Many of the wives who contact me are dealing with a husband who appears to be going through a midlife crisis. This can be true regardless of whether there is a separation or not. These wives watch as the husband emotionally distances himself from his marriage, spouse, and family. They watch as the husband rejects what was once dear to him. They watch as he not only isolates himself, but sometimes also lashes out at some imaginary crime his wife never committed. At first, the wife may try to ignore these offenses. But over time, it can become increasingly difficult to deny.

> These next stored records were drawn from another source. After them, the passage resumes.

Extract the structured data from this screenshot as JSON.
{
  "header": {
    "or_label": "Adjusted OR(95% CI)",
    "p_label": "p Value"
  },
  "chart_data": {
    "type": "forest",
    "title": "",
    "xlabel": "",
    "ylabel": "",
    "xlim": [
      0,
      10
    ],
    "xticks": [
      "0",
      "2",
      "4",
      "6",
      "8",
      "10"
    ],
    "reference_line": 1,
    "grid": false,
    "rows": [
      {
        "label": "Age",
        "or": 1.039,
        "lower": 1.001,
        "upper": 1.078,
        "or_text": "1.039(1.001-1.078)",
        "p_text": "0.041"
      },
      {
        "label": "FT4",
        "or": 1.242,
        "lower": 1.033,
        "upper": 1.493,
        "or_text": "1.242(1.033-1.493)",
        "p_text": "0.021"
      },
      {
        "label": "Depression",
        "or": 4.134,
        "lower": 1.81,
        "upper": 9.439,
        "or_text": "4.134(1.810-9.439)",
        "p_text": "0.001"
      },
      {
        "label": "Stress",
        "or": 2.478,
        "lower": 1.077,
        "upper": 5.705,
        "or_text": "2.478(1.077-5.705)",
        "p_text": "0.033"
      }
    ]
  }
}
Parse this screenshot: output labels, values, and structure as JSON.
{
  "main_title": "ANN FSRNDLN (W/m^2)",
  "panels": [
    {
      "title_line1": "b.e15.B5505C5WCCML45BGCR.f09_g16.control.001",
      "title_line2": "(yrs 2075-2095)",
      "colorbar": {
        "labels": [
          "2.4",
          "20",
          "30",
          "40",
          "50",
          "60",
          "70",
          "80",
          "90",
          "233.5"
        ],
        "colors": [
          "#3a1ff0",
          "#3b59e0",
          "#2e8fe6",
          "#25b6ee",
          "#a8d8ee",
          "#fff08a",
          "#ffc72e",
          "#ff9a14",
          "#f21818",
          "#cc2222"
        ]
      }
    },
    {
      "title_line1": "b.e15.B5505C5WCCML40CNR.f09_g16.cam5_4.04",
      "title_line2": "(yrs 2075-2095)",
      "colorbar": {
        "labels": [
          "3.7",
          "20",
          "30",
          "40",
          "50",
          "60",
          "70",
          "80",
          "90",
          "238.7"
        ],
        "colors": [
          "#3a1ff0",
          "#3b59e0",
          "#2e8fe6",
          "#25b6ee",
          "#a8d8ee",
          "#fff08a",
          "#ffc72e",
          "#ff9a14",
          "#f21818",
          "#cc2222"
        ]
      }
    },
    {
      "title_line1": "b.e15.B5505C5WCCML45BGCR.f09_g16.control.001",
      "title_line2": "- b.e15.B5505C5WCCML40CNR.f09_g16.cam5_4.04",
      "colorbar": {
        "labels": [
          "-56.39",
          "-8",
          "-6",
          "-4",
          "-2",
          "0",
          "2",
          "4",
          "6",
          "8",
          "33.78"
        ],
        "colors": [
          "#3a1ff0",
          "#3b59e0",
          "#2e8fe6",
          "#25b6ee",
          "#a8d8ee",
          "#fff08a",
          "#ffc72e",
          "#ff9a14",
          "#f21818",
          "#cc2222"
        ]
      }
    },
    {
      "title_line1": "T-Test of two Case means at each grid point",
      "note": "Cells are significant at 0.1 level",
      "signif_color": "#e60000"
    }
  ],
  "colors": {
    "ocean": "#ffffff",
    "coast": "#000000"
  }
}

She might also ask her husband if he did something wrong. And she might deny that she is her fault. She might tell her it’s not her, it’s him. Still, he continues to be emotionally cruel or downright mean. She might explain: “I would never describe my husband as a bad or cruel person. In fact, his kindness was the very thing that attracted me to him. He always went out of his way to show me how much he appreciates me. He’s always been wonderfully so. sweet. But last year things changed dramatically. It happened after his 50th birthday. My husband now questions everything. The things that made him happy are no longer good enough for him. Many of his friends are starting to. second marriage with younger wives. And I can’t help but notice that since this has all started, my husband is very critical of me. He will talk to me in a sarcastic tone. He never used to challenge my judgments or opinions before. But now, he’ll act like I was wrong or just not very bright when he questions my ideals. It’s not a mockery. In fact, there are times when it almost feels like an attack, like he’s criticizing or rejecting the values ​​we both shared, I don’t understand this meanness. He denies that I did anything wrong. I asked him and searched my memory to determine if there was anything I could do. I keep arriving empty. I’m at a loss. I think I’m a good wife who is mostly caring and loving. So I don’t understand where this meanness comes from. “

Understand why he is struggling: I know it’s almost impossible not to take it personally. But sometimes, a man going through a midlife crisis will almost reject every part of his life, including his marriage, until he realizes that none of this is going to make things better. He will reject his old life and try out new roles, desperately wanting to feel at peace again. There are times when this is a frustrating process. He’s trying so hard to find his place in the world while he’s in the middle of life. It is jarring to look around and realize that you are more than halfway to mortality and that you only have so much time left.

Part of a midlife crisis is trying desperately to determine how you want to spend the time you have. There can be almost frantic juggling as you try out new roles and temporarily pause or discard old ones. Not an excuse, of course. But that’s the way a man often feels.

Because you might see average behavior: This rejection of the old or comfortable could be why you see him staying distant and behaving badly. Still not sure where you fit into this new life. So he’s drifting away emotionally until he understands everything. Meanness could very well arise from frustration. He hopes to feel better, but he hasn’t gotten the relief he was hoping for. There are times in the process when men feel like old fools instead of like a reborn person (as they had hoped). This can mean that anyone in the immediate vicinity feels the brunt of this disappointment.

I’m not defending middle-aged men who are mean to their wives. But sometimes, it helps to remember that while it may not seem like it, it’s usually a man who is struggling. This doesn’t justify the way he treats you. And you’d be in your right to say something or apologize next time it happens.

What to watch: What you want to be really careful about is to notice if his frustration turns into indifference. Don’t believe it, indifference is more dangerous to a marriage than anger or frustration, at least in my opinion. A man who distances himself from his marriage can eventually become indifferent. And this is where his emotions and his commitment to you can die out.

I do not want to scare you. Many men eventually come to their senses and escape a midlife crisis well. For many it is a temporary situation. But you want to be careful of that indifference. Because the sooner you deal with it, the better for preserving the health of your marriage.